Sinon, aussi inusité et douloureux que ça puisse paraître, me faire percer un sein, j'aimerais peut-être ça !

Prochaine étape, mes tatoo aussi ! J'y pense depuis tellement longtemps à ceux-là aussi, il serait peut-être temps que je passe à l'action !

Ma mère me trouve rebelle, moi je trouve ça drôle. J'avais juste pas le gust avant d'y aller, c'est tout.

Par contre, là, c'est pas très chic pour l'instant. La tige est trop longue et j'arrête pas de gosser avec elle...avec ma langue.

Argh.

Sinon,sinon...y'a pas grand chose, en fait. Y'a même rien, je dirai. J'ai fais réellement des travaux toute la journée aujourd'hui, et je suis fatiguée, vraiment fatiguée. J'ai tchocké la B.O même si ça me tentait beaucoup d'y aller, mais bon, parfois il faut faire des sacrifices dans la vie... ; )

D'ailleurs je crois que je vais aller sagement me coucher, immédiatement ! : )

Bonne nuit tout le monde ! : )

13 août 2007

Le nez qui voque

Ehlàlà !

Je n'arrive pas à dormir.

Rien à faire, aussitôt que j'éteins et que je ferme les yeux, une envie me taraude, insatiable. Une petite voix s'élève en moi, la même qui me mets en garde avant que je ne fasse une bêtise - mais en plus gentille : " Ouvre cette lumière, lis don un autre chapitre ! "

Je suis troublée.

Profondément troublée, et agitée.

Je lis quelques pages, parfois juste une.

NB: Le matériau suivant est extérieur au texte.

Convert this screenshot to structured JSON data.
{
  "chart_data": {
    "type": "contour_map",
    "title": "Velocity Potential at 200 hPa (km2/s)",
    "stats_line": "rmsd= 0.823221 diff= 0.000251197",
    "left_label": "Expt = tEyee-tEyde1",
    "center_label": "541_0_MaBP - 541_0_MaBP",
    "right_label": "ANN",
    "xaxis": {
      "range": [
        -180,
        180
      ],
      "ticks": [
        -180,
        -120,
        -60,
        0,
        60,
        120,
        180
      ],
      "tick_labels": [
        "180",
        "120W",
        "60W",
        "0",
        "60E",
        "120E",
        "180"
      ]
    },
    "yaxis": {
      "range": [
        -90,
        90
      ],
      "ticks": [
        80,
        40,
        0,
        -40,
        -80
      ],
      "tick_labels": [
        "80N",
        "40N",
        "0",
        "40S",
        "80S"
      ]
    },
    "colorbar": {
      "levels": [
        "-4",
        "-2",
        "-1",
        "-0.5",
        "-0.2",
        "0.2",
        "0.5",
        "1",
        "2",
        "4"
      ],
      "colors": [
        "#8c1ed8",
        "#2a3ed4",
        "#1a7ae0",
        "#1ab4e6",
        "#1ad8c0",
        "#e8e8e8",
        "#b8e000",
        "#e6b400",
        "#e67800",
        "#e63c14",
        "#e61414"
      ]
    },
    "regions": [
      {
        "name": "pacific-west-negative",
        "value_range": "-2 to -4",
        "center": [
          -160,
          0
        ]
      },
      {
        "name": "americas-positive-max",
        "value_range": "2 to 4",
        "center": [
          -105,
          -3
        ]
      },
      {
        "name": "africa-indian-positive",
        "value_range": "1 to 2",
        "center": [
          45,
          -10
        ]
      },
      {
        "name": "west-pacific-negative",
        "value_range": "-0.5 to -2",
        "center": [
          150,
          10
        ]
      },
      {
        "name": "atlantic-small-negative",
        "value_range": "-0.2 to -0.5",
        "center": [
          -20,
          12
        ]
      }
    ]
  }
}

Ou bien je lis quelques chapitres. Puis je pose le livre au bout de mon lit, je me lève, et je tourne en rond dans la maison, dans mon salon. Et je pense. Je réfléchie. Ou bien je fais le vide.

Et je note. Ça ralentit considérablement ma lecture qui avance déjà à pas de tortue, mais je n'ai pas le choix. Si je ne note pas, je relis constamment la même phrase, j'y repense, et je bloque. Je dois la noter dans ce cahier que je m'étais acheté pour mes hypothétiques cours de rattrapage que je n'ai pas eu à subir. J'avais promis de lui trouver un usage utile , voilà chose faite.

J'ai mal aux doigts, je n'ai plus l'habitude d'écrire sur du papier.

Je ne sais même pas ce qui m'a poussé à lire Le nez qui voque en premier dans mes dix trouvailles adomondiennes - trouvailles, je l'espère bien ! mais si la tendance se maintient, ils le seront. Pour être honnête, c'est d'abord et avant tout la curiosité. Parce que j'ai lu à maintes reprises, avec deux années de retard, le-nez de René, son blog rouge et nasal, inspiré directement du roman. L'histoire à frapper mon imaginaire, je me la suis inventée et interprétée à ma manière, bien différente, bien médiocre, face au récit qui s'offre à moi aujourd'hui.

Je ne regrette pas d'avoir poussé ma curiosité jusque là. Je ne sais même pas quoi en dire. Je suis bouleversée. Chavirée, même. Je crois comprendre avec exactitude plusieurs passages du livre, même si je ne saurai les expliquer, ni ici, ni sur papier, et encore moins verbalement.

Au fond, ne me demandez pas pourquoi je l'aime ; sachez simplement que j'ai un gros kick sur le Nez qui voque.

De retour à la fin du roman, où je pourrai dire que j'en suis bel et bien amoureuse, je le pressens déjà.